[Math] Prove that in a tree, a path is a hamilton path iff it is an euler path

Question

Prove that in a tree graph $T$, a path is a hamilton path iff it is an euler path.

so I said this:

==>: Let $<x_1,x_2,…,x_n>$ be a hamilton path and let us suppose by contradiction that it is not an euler path. Then there is an edge that starts in a vertix $x_i$ that we visit twice or more, as in $<x_1,x_2,…,x_i,…,x_k,x_i,…,x_n>$, and then we have a circle $<x_i,…,x_k,x_n>$, in contradiction that $T$ is a tree.

<==: Let $<x_1,x_2,…,x_k>$ be an euler path in the tree. An euler path passes through all the edges. A tree is connected, and the degree of any vertix is $\geq 1$, so this euler path has to visit every vertix $x_i$ in the graph in order to get into it and exit out of it, thus it is a hamilton path.
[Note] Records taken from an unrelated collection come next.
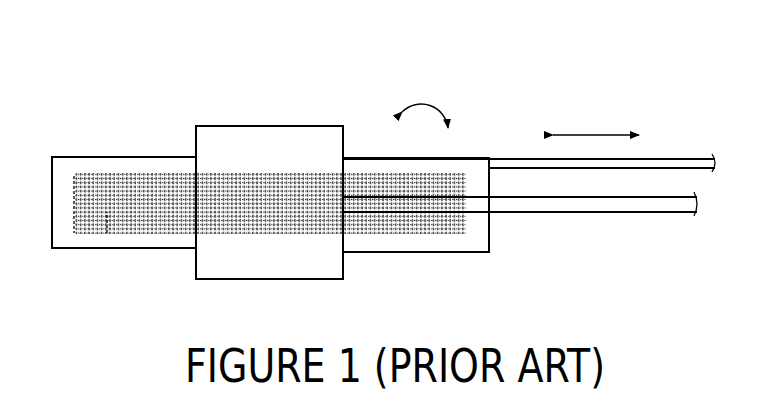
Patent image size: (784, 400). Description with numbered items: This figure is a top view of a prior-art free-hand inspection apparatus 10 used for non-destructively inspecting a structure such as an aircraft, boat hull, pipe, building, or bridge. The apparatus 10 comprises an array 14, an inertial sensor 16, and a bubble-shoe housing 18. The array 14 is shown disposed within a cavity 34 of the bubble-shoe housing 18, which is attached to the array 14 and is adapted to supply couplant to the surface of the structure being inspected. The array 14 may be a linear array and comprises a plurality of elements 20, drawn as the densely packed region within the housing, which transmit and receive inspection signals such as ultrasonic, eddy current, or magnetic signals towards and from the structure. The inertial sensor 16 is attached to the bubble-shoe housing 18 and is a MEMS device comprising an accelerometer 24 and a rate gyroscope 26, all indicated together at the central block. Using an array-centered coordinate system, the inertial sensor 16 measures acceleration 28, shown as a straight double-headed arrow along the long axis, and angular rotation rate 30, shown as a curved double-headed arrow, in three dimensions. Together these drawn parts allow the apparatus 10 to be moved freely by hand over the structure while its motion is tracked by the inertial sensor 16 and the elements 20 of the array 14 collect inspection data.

The free-hand inspection apparatus 10 is at (378, 76).
The array 14 is at (107, 233).
The inertial sensor 16 is at (217, 126).
The bubble-shoe housing 18 is at (52, 188).
The elements 20 is at (145, 172).
The accelerometer 24 is at (269, 202).
The rate gyroscope 26 is at (269, 202).
The acceleration 28 is at (585, 132).
The angular rotation rate 30 is at (436, 90).
The cavity 34 is at (73, 212).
Is this proof good enough?

Answer 1

Your proof of $\rightarrow$ assumes that failure to be an Euler path implies that some edge is visited more than once. This is incorrect, as some edge might not be visited at all.
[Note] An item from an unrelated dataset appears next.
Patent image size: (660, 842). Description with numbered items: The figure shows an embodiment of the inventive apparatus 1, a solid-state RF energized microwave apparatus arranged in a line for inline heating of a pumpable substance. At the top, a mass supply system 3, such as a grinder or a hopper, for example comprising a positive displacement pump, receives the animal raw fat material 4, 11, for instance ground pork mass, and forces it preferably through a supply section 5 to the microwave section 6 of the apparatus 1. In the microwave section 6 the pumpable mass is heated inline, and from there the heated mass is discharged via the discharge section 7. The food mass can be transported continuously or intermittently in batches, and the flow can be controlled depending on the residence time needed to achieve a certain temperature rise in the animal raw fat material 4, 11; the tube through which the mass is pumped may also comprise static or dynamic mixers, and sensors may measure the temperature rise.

Your proof of $\leftarrow$ assumes that a path that visits every vertex must be a Hamilton path. This is incorrect, as you also need to prove that it visits every vertex only once.

As requested, here's a solution to the problem:

A tree must have at least two vertices of degree 1; and if it has exactly two then it is a path graph. For a proof see here.

If the tree has a Hamiltonian path, any vertex of degree 1 must be either a start or end vertex; hence there are at most two such vertices. Thus there are two, the graph is a path, and hence has an Eulerian path.

If the tree has an Eulerian path, there can be at most two vertices of odd degree. Hence there are two, the graph is a path, and hence has a Hamiltonian path.